I viaggi nello spazio influenzano il funzionamento del cervello

Gli scienziati dell’Università di Anversa e dell’Università di Liegi (Belgio) hanno scoperto come il cervello umano cambia e si adatta all’assenza di peso e gravità, dopo essere stato nello spazio per 6 mesi. Alcuni dei cambiamenti si sono rivelati duraturi, anche dopo 8 mesi dal ritorno.
Gli astronauti che si recano nello spazio si trovano in un ambiente privo di peso, dove le regole del cervello sulla gravità non sono più applicabili. Il nuovo studio, sulle funzioni cerebrali dei cosmonauti, ha rivelato come l’organizzazione cerebrale cambia dopo una missione di sei mesi sulla Stazione Spaziale Internazionale (ISS), dimostrando l’adattamento necessario per vivere in assenza di gravità. L’Università di Anversa ha guidato questo progetto scientifico, il BRAIN-DTI, attraverso l’Agenzia Spaziale Europea (ESA). Sono stati prelevati dati di risonanza magnetica (MRI) dal cervello di 14 astronauti prima- e più volte – dopo la loro missione nello spazio. Utilizzando una speciale tecnica di risonanza magnetica, i ricercatori hanno raccolto i dati cerebrali degli astronauti in una condizione di riposo, quindi senza farli impegnare in un compito specifico. Questa tecnica di risonanza magnetica funzionale in stato di riposo ha permesso ai ricercatori di studiare lo stato di default del cervello e di scoprire se questo cambia o meno dopo un volo spaziale di lunga durata.

Effetto di apprendimento

In collaborazione con l’Università di Liegi, recenti analisi dell’attività cerebrale a riposo hanno rivelato come la connettività funzionale, un indicatore di come l’attività di alcune aree cerebrali sia correlata all’attività di altre aree, cambi in regioni specifiche. “Abbiamo scoperto che, dopo il volo spaziale, la connettività era alterata nelle regioni che supportano l’integrazione di diversi tipi di informazioni, piuttosto che nelle zone specifiche per diverse informazioni, come quelle visive, uditive o di movimento”, affermano Steven Jillings e Floris Wuyts (Università di Anversa). “Inoltre, abbiamo scoperto che alcuni di questi modelli di comunicazione alterati sono stati mantenuti durante gli 8 mesi di ritorno sulla Terra. Allo stesso tempo, alcuni cambiamenti cerebrali sono tornati al livello di funzionamento che avevano prima della missione spaziale”. Entrambi gli scenari di cambiamento sono plausibili: i cambiamenti conservati nella comunicazione cerebrale possono indicare un effetto di apprendimento, mentre i cambiamenti transitori possono indicare un adattamento più acuto al cambiamento dei livelli di gravità.

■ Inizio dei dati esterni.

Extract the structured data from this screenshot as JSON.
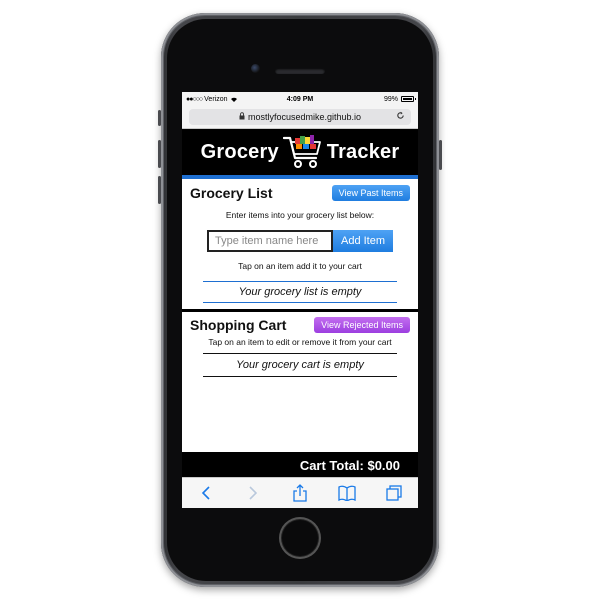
{
  "status_bar": {
    "carrier": "Verizon",
    "signal": "●●○○○",
    "time": "4:09 PM",
    "battery": "99%",
    "battery_level": 0.99
  },
  "url_bar": {
    "url": "mostlyfocusedmike.github.io"
  },
  "app_header": {
    "title_left": "Grocery",
    "title_right": "Tracker",
    "accent_color": "#1e6fd1"
  },
  "grocery_list": {
    "title": "Grocery List",
    "view_past_label": "View Past Items",
    "instruction": "Enter items into your grocery list below:",
    "input_placeholder": "Type item name here",
    "input_value": "",
    "add_button_label": "Add Item",
    "hint": "Tap on an item add it to your cart",
    "empty_message": "Your grocery list is empty"
  },
  "shopping_cart": {
    "title": "Shopping Cart",
    "view_rejected_label": "View Rejected Items",
    "instruction": "Tap on an item to edit or remove it from your cart",
    "empty_message": "Your grocery cart is empty"
  },
  "cart_total": {
    "label": "Cart Total: $0.00"
  },
  "toolbar": {
    "icons": [
      "back-icon",
      "forward-icon",
      "share-icon",
      "bookmarks-icon",
      "tabs-icon"
    ],
    "color": "#1a7ae8"
  }
}
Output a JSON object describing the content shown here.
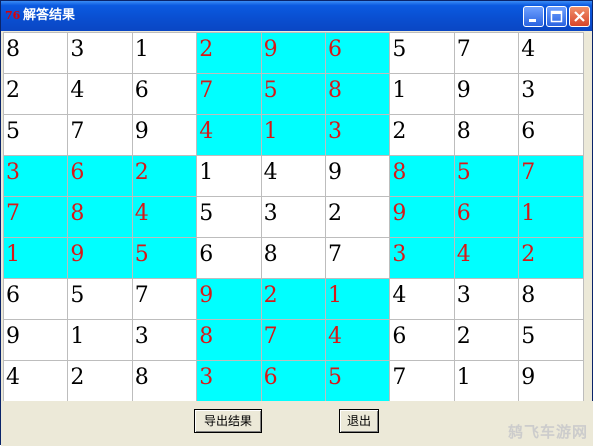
{
  "window": {
    "title": "解答结果",
    "app_icon_text": "76",
    "minimize_icon": "minimize-icon",
    "maximize_icon": "maximize-icon",
    "close_icon": "close-icon"
  },
  "grid": {
    "values": [
      [
        "8",
        "3",
        "1",
        "2",
        "9",
        "6",
        "5",
        "7",
        "4"
      ],
      [
        "2",
        "4",
        "6",
        "7",
        "5",
        "8",
        "1",
        "9",
        "3"
      ],
      [
        "5",
        "7",
        "9",
        "4",
        "1",
        "3",
        "2",
        "8",
        "6"
      ],
      [
        "3",
        "6",
        "2",
        "1",
        "4",
        "9",
        "8",
        "5",
        "7"
      ],
      [
        "7",
        "8",
        "4",
        "5",
        "3",
        "2",
        "9",
        "6",
        "1"
      ],
      [
        "1",
        "9",
        "5",
        "6",
        "8",
        "7",
        "3",
        "4",
        "2"
      ],
      [
        "6",
        "5",
        "7",
        "9",
        "2",
        "1",
        "4",
        "3",
        "8"
      ],
      [
        "9",
        "1",
        "3",
        "8",
        "7",
        "4",
        "6",
        "2",
        "5"
      ],
      [
        "4",
        "2",
        "8",
        "3",
        "6",
        "5",
        "7",
        "1",
        "9"
      ]
    ],
    "colors": {
      "highlight_bg": "#00ffff",
      "highlight_text": "#d81818",
      "plain_bg": "#ffffff",
      "plain_text": "#000000"
    }
  },
  "buttons": {
    "export_label": "导出结果",
    "exit_label": "退出"
  },
  "watermark": "鸫飞车游网"
}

Nuova generazione di astronauti

“Comprendere i cambiamenti fisiologici e comportamentali innescati dall’assenza di gravità è fondamentale per pianificare l’esplorazione umana dello spazio. Pertanto, mappare i cambiamenti della funzione cerebrale utilizzando tecniche di neuroimaging, come è stato fatto in questo lavoro, è un passo importante per preparare la nuova generazione di astronauti a missioni più lunghe”, commenta Raphaël Liégeois, dottore in Scienze dell’Ingegneria (ULiège) con una tesi nel campo delle neuroscienze, futuro astronauta dell’ESA. I ricercatori sono entusiasti dei risultati, anche se sanno che si tratta solo di un primo passo verso la comprensione dei cambiamenti nella comunicazione cerebrale dopo un viaggio nello spazio. Per esempio, si deve ancora indagare su quale sia l’esatta conseguenza comportamentale di questi cambiamenti nella comunicazione cerebrale, si deve capire se un tempo più lungo trascorso nello spazio possa influenzare queste osservazioni e se le caratteristiche cerebrali possano essere utili per selezionare i futuri astronauti o per monitorarli durante e dopo i viaggi nello spazio.